Cet aveu, dense jusqu’à l’équivoque, peut prêter à des interprétations diverses. On ne saurait mettre en doute la parole d’Ibn Khaldoun. Il croit sincèrement qu’entre les constructions de la raison humaine et les règles édictées par Dieu, il ne saurait y avoir hésitation.
Par Mouloud Mammeri* :
La Dépêche de Kabylie a le plaisir de publier pour ses lecteurs l’essentiel de l’importante conférence qu’a donnée le regretté écrivain Mouloud Mammeri, un samedi 27 avril 1963, sur Ibn Khaldoun. Elle permet de mieux situer tout l’apport de la pensée d’Ibn Khaldoun à la pensée médiévale dont elle est issue mais qu’elle dépasse par bien des aspects.
Ibn Khaldoun passe pour être et est effectivement un esprit libre, il juge les institutions, les hommes et les régimes avec une objectivité déjà scientifique, selon une méthode dont la rigueur rationnelle s’oppose aux subtilités creuses de la logique formelle. On va même jusqu’à suspecter la ferveur ou la sincérité de ses croyances, et ce, alors qu’Ibn Khaldoun lui-même tout au long des » Prolégomènes » prend bien soin de faire ressortir que ses idées sont en parfaite conformité avec le dogme, mieux qu’elles apportent à l’orthodoxie islamique des arguments nouveaux. Les points d’organisation sociale et politique que le droit canon ou la lettre même du Coran ont réglés, Ibn Khaldoun ne les discute pas. Il existe de lui beaucoup de déclarations explicites sur ce point :
« Le système du gouvernement fondé sur la raison s’applique de deux manières. Dans la première on a d’abord en vue les intérêts du public, puis ceux du souverain dont il faut soutenir la domination. Dieu nous a dispensés de l’employer en nous donnant la loi musulmane. En effet, cette loi suffit pour le maintien du bien public et privé et pour le maintien des moeurs. On y trouve ainsi tous les principes qui s’observent dans l’administration du Royaume Temporel. »

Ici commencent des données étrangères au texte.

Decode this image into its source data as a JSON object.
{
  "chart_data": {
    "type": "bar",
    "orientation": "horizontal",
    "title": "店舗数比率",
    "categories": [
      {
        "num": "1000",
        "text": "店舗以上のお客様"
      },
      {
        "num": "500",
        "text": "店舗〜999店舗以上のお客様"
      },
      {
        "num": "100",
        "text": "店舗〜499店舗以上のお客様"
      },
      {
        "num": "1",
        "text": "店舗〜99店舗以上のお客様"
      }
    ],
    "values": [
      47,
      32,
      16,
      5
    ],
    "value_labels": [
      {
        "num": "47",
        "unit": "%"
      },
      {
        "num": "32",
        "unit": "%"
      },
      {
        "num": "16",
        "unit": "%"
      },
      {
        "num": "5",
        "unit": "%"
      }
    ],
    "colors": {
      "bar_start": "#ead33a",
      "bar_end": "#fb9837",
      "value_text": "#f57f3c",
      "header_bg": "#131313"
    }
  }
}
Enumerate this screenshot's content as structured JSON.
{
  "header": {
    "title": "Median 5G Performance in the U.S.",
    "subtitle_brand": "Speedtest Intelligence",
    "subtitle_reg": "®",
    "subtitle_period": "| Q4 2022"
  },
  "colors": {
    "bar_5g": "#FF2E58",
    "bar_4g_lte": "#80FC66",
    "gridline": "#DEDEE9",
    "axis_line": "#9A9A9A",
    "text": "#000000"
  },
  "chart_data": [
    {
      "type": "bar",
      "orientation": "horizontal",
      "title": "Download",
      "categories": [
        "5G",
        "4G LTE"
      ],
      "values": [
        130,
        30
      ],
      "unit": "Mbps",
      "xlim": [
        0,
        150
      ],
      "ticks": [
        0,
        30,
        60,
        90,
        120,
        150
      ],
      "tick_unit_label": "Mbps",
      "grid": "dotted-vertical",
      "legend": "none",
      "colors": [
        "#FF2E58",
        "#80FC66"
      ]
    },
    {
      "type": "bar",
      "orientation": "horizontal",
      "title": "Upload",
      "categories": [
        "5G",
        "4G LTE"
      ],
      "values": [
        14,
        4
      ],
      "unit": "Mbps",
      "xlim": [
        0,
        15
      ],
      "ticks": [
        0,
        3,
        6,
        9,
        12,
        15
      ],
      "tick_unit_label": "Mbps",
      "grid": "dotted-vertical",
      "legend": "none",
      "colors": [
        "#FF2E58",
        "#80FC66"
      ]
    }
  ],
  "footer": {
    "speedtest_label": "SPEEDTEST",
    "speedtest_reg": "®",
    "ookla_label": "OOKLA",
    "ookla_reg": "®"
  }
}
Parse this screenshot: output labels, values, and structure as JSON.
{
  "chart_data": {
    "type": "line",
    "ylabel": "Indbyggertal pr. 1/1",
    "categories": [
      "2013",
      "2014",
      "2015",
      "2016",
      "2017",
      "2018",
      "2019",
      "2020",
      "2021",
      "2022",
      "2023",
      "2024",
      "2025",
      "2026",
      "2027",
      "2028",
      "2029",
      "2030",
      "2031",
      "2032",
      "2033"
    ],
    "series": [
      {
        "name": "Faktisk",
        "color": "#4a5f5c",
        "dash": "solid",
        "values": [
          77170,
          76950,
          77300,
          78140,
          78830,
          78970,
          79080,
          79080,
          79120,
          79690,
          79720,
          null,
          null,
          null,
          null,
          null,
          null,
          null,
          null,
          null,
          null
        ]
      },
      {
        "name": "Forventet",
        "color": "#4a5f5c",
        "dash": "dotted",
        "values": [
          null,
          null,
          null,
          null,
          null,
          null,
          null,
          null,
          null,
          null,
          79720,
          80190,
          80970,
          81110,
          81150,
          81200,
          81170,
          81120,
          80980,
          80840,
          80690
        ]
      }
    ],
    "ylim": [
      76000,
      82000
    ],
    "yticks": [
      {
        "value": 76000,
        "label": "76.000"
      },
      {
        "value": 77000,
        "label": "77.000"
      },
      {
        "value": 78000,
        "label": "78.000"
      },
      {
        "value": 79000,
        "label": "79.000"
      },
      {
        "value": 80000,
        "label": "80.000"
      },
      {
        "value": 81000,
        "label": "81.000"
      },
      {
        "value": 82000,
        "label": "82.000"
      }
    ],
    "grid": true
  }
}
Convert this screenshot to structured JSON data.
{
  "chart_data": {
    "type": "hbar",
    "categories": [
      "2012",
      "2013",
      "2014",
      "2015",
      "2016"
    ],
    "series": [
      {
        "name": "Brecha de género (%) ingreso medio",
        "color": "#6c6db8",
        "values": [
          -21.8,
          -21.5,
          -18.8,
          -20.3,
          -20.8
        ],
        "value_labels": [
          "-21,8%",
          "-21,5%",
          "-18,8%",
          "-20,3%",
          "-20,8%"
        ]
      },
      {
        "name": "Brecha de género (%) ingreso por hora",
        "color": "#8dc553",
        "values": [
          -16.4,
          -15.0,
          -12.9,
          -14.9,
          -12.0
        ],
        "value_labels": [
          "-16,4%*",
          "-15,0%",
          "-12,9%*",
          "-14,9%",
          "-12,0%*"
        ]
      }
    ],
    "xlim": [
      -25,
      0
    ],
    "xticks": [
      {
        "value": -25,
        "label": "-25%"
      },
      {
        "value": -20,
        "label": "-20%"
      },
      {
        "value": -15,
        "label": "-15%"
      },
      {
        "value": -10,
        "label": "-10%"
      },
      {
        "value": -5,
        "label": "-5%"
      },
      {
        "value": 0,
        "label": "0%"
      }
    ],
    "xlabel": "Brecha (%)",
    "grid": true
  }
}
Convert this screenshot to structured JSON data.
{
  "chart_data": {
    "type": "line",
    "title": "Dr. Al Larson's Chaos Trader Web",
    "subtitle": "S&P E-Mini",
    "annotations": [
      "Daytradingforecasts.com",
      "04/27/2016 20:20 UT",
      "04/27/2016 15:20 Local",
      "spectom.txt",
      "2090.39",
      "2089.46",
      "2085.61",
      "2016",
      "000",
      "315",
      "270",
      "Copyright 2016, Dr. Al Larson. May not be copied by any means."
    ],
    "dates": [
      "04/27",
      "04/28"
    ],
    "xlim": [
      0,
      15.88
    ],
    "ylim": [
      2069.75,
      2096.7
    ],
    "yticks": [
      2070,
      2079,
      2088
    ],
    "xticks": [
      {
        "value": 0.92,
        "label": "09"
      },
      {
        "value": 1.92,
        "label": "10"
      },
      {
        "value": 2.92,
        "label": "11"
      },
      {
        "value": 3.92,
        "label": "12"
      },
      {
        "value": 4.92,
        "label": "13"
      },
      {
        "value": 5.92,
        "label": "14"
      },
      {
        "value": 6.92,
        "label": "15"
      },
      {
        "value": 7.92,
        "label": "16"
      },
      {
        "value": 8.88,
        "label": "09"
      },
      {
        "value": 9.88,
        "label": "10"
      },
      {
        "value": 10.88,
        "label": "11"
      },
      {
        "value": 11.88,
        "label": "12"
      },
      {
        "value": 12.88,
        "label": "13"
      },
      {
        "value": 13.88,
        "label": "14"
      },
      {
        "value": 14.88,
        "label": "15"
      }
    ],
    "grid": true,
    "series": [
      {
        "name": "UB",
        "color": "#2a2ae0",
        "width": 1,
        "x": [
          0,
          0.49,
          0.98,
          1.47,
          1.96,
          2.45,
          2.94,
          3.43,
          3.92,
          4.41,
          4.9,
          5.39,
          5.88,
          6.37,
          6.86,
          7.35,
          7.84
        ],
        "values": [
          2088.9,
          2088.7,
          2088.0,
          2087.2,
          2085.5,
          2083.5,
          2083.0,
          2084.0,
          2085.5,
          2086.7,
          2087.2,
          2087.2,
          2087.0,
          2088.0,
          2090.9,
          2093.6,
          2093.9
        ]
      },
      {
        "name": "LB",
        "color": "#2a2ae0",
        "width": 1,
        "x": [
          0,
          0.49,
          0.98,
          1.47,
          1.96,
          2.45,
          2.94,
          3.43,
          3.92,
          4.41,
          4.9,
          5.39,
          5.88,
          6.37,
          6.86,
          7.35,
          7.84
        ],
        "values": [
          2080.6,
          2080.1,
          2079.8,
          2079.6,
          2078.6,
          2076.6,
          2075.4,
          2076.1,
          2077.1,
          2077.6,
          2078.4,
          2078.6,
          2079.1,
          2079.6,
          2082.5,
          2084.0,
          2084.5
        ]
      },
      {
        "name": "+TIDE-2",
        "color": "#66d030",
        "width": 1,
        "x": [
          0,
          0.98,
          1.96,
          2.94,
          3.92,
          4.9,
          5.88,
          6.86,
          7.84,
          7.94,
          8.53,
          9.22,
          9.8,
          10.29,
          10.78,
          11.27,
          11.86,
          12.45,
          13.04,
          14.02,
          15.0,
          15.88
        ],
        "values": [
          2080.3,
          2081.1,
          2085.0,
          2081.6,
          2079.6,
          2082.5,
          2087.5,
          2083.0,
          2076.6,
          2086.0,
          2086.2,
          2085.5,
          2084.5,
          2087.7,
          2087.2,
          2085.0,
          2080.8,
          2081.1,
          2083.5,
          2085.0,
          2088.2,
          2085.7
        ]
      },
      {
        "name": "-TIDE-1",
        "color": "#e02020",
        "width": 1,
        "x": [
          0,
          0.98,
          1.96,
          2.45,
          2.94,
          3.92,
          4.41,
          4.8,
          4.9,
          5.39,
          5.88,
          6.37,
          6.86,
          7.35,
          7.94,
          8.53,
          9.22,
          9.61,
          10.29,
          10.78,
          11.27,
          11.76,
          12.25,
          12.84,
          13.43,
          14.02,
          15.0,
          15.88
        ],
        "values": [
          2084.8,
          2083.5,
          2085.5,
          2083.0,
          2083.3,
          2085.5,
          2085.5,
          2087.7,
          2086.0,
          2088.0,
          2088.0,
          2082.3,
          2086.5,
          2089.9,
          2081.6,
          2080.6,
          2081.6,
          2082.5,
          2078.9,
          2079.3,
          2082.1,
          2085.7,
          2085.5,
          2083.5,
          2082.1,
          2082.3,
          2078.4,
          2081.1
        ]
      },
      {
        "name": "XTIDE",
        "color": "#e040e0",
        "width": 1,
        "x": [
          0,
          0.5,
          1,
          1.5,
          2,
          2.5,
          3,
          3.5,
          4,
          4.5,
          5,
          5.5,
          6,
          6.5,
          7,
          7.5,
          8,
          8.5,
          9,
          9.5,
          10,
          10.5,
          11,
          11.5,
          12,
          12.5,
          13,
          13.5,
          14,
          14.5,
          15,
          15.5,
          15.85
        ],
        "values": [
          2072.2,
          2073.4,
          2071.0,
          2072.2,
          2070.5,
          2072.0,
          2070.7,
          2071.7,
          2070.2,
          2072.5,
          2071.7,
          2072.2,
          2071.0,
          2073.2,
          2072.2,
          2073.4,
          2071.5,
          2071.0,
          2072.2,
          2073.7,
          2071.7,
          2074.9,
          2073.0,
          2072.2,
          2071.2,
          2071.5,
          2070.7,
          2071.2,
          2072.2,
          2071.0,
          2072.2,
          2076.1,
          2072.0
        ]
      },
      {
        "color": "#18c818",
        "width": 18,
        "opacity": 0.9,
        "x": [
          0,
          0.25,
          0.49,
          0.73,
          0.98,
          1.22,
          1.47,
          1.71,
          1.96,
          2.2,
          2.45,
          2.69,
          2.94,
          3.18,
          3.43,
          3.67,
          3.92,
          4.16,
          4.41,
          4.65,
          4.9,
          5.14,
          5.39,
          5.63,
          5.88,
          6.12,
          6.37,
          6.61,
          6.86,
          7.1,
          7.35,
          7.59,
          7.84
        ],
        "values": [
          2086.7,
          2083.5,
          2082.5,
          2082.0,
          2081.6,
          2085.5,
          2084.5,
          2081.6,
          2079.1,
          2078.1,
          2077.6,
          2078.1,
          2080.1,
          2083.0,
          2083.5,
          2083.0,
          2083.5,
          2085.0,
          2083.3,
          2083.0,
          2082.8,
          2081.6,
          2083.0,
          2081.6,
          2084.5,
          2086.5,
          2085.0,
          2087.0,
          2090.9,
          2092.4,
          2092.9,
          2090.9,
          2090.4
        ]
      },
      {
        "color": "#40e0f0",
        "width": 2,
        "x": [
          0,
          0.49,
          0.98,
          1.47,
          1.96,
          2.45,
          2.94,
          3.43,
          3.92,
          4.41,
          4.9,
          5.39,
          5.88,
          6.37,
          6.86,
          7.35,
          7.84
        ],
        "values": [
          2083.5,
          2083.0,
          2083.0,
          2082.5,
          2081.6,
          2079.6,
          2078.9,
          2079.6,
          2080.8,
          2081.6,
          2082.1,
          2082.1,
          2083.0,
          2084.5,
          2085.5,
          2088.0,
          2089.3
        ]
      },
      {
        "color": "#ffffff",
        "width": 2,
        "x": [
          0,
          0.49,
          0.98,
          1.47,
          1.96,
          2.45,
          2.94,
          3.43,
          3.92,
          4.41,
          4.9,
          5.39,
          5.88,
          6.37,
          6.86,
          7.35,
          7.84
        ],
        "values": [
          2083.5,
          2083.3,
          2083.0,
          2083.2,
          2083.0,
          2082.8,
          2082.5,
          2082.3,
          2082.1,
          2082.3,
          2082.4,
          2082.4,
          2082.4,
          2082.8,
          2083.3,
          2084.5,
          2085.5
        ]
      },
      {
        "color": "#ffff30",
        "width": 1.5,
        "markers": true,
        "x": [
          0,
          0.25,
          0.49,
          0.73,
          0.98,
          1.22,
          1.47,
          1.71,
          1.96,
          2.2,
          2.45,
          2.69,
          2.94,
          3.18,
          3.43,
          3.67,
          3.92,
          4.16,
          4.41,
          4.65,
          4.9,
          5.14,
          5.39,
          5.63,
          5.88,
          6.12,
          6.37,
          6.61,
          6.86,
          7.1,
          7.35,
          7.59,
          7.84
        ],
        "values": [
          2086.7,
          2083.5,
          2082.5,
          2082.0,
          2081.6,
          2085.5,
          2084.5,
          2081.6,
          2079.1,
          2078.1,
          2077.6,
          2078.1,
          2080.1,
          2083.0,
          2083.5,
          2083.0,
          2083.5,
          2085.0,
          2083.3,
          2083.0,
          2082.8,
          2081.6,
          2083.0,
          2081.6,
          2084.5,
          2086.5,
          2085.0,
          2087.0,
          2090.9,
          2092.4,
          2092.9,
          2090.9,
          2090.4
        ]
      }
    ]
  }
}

Cet aveu, dense jusqu’à l’équivoque, peut prêter à des interprétations diverses. On ne saurait mettre en doute la parole d’Ibn Khaldoun. Il croit sincèrement qu’entre les constructions de la raison humaine et les règles édictées par Dieu, il ne saurait y avoir hésitation. Mais dans la norme de notre logique humaine l’hésitation existe : « Il y a, dit Ibn Khaldoun, un système de gouvernement fondé sur la raison » lequel a d’abord en vue « les intérêts du public ». De là à dire qu’il est donc possible de fonder une politique sur des principes rationnels avec tous les développements que cette formule peut comporter dans la pratique, il n’y a qu’un pas.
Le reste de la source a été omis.